There is so much being written about the Obamacare case that I’m not going to try to separate the wheat from the chaff. But for anyone interested in an intelligent overview, I’d strongly recommend Adam J. White’s cover article—“Without Precedent”—in the new issue of the Weekly Standard. (White comes down in favor of a ruling invalidating the individual mandate, but I think that folks on both sides (or neither side) of the matter will find his article informative.)

As the first person to highlight President Obama’s notorious “empathy” standard (in this March 2008 Weekly Standard essay), I will offer one ancillary quibble: The reader might be misled into thinking that Obama himself never used the word “empathy” to describe the judicial quality that he thought was decisive in determining the meaning of the Constitution in the “truly difficult” cases. In fact, Obama stated (in explaining why he was voting against John Roberts’s confirmation as Chief Justice) that the “last mile” of legal analysis in the “truly difficult” cases “can only be determined on the basis of one’s deepest values, one’s core concerns, one’s broader perspectives on how the world works, and the depth and breadth of one’s empathy.” And in campaigning for president, he declared:

we need somebody who’s got the heart—the empathy—to recognize what it’s like to be a young teenage mom. The empathy to understand what it’s like to be poor or African-American or gay or disabled or old—and that’s the criteria by which I’ll be selecting my judges. All right?

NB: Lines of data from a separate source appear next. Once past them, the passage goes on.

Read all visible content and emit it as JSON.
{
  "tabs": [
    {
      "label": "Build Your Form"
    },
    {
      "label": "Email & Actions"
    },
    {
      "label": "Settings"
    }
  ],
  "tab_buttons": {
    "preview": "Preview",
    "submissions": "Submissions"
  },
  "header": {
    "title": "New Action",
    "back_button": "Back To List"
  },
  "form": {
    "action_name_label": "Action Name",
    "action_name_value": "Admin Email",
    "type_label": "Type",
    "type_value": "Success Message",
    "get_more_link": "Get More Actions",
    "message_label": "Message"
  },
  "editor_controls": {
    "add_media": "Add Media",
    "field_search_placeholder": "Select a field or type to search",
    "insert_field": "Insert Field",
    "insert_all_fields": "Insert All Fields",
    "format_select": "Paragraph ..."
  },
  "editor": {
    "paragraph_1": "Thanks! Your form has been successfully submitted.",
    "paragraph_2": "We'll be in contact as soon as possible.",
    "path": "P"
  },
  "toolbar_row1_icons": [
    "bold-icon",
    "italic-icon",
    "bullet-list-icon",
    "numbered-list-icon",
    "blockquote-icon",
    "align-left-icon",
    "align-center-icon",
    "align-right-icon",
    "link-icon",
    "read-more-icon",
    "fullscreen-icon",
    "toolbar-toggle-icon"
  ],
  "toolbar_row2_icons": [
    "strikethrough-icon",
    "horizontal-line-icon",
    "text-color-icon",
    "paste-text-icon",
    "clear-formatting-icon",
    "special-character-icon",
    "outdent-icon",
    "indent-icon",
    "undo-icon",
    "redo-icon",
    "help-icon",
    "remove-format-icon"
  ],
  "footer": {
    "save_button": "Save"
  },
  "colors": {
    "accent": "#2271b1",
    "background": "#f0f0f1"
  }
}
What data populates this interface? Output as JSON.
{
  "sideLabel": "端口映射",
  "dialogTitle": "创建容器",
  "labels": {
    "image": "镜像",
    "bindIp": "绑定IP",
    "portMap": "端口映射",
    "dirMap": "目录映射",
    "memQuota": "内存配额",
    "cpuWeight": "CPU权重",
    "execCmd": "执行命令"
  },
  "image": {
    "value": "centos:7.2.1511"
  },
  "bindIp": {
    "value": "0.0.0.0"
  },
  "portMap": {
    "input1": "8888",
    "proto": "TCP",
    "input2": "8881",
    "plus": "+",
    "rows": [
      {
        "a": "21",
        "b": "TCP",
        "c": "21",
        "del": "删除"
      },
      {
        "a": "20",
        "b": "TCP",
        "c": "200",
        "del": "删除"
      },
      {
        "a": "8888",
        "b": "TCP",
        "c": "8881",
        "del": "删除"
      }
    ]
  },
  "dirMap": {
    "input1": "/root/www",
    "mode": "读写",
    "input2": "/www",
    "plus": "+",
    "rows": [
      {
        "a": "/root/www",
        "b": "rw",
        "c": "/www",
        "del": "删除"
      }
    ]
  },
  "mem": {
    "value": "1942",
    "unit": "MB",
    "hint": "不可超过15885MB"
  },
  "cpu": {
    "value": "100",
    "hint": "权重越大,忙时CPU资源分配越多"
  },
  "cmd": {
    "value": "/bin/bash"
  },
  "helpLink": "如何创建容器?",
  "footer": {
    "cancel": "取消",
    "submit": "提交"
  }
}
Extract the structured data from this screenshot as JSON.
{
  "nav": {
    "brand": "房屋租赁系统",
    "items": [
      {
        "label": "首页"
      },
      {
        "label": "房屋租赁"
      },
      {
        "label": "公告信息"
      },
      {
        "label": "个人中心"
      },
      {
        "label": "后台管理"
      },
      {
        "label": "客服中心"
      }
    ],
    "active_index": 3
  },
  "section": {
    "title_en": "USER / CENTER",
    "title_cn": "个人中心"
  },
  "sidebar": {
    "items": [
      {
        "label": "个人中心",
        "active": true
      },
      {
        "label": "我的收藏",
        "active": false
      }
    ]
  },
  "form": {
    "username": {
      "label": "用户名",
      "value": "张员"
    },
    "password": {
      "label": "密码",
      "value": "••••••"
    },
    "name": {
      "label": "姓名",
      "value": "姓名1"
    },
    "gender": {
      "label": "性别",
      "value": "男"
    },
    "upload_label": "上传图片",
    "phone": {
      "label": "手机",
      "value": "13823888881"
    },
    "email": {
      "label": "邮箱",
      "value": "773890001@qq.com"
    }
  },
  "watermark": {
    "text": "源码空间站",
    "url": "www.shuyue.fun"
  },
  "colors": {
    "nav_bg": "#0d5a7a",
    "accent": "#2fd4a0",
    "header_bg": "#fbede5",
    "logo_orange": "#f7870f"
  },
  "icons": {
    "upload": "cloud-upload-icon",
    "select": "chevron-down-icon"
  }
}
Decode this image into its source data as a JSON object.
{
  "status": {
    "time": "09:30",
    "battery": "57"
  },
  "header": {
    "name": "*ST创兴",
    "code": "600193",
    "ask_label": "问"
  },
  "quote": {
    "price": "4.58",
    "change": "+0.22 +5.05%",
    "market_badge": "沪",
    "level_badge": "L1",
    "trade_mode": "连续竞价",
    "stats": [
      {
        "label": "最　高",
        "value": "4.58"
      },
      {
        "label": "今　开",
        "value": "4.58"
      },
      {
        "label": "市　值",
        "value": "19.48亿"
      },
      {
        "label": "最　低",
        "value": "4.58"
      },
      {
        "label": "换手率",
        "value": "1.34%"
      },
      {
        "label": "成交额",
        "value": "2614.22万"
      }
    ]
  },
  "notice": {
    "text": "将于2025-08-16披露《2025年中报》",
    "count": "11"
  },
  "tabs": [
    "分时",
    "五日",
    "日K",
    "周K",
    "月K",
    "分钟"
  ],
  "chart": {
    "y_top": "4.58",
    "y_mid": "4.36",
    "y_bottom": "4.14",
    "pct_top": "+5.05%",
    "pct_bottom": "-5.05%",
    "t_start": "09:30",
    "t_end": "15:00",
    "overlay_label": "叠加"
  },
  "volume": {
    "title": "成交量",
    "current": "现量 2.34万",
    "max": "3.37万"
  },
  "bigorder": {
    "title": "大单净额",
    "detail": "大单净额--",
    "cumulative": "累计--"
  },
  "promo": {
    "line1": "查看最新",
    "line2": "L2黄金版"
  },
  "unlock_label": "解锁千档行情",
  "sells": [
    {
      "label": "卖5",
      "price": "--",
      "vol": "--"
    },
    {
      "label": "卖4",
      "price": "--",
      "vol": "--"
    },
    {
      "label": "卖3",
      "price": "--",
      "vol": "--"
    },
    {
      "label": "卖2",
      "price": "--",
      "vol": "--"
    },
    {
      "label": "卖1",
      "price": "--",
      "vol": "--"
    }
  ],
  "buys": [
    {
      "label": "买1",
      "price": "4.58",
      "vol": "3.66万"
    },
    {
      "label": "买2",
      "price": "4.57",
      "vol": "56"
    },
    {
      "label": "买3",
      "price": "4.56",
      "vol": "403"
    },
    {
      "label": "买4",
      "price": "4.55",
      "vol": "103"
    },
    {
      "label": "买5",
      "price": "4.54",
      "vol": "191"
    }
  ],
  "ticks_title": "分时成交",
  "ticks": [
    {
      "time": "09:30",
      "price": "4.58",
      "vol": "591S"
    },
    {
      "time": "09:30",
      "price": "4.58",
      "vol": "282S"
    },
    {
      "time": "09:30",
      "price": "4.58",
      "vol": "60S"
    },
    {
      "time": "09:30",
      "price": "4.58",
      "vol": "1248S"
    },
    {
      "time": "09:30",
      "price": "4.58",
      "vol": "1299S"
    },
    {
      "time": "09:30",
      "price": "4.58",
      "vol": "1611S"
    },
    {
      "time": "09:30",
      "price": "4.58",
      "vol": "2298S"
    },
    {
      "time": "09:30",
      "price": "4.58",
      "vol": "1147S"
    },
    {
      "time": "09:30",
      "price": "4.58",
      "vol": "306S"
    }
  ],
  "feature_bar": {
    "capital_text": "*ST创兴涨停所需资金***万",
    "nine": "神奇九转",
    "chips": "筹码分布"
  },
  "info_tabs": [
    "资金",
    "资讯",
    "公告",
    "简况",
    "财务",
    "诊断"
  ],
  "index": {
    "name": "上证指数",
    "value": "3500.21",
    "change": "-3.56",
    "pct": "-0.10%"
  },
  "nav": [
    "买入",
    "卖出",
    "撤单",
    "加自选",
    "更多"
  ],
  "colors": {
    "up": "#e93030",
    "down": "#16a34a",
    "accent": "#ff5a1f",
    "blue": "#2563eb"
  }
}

(See the fuller quotations here.)

White, I’ll note, also had an interesting review of a new biography of Judge Henry Friendly in the Wall Street Journal over the weekend, as well as a recent Commentary essay (subscriber-only access) titled “The Lost Greatness of Alexander Bickel,” which provides an insightful review of the legacy of the longtime constitutional scholar and critic of the Warren Court.